Hopper was initially trained as an illustrator, but, between 1901
and 1906, he studied painting under Robert Henri, a member of a
group of painters called the Ashcan School. Hopper travelled to
Europe three times between 1906 and 1910, but he remained
untouched by the experimental work then blossoming in France and
continued throughout his career to follow his own artistic course.
Although he exhibited paintings in the Armory Show of 1913, he
devoted most of his time to advertising art and illustrative
etchings until 1924. He then began to do such watercolours as
“Model Reading” (1925; Art Institute of Chicago), as well as oil
paintings.
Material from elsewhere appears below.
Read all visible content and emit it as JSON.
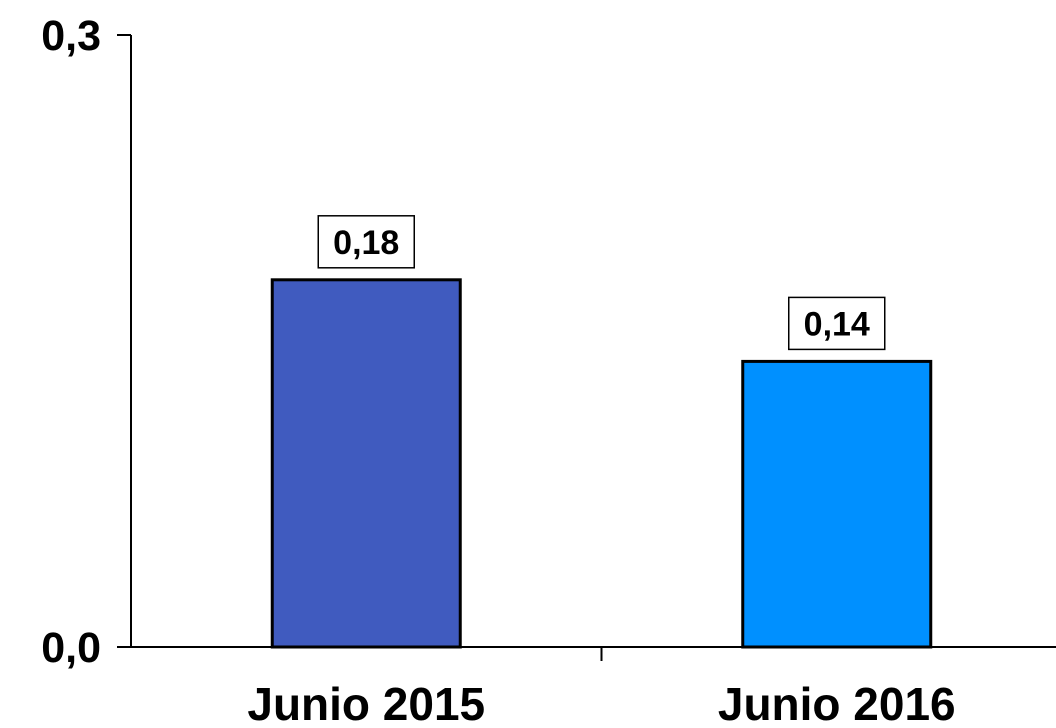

Like the painters of the Ashcan School, Hopper painted
the commonplaces of urban life. But, unlike their loosely
organized, vivacious paintings, his “House by the Railroad” (1925;
Museum of Modern Art, New York City) and “Room in Brooklyn” (1932;
Museum of Fine Arts, Boston) show still, anonymous figures and
stern geometric forms within snapshot-like compositions that
create an inescapable sense of loneliness. This isolation of his
subjects was heightened by Hopper's characteristic use of light to
insulate persons and objects in space, whether in the harsh
morning light (“Early Sunday Morning,” 1930; Whitney Museum of
American Art, New York City) or the eerie light of an all-night
coffee stand (“Nighthawks,” 1942; Art Institute of Chicago).
Hopper's mature style was already formed by the mid-1920s.His
subsequent development showed a constant refinement of his vision.
Such late paintings as “Second-Story Sunlight” (1960; Whitney
Museum of American Art, New York City) are distinguished by
extremely subtle spatial relationships and an even greater mastery
of light than is seen in his work of the 1920s.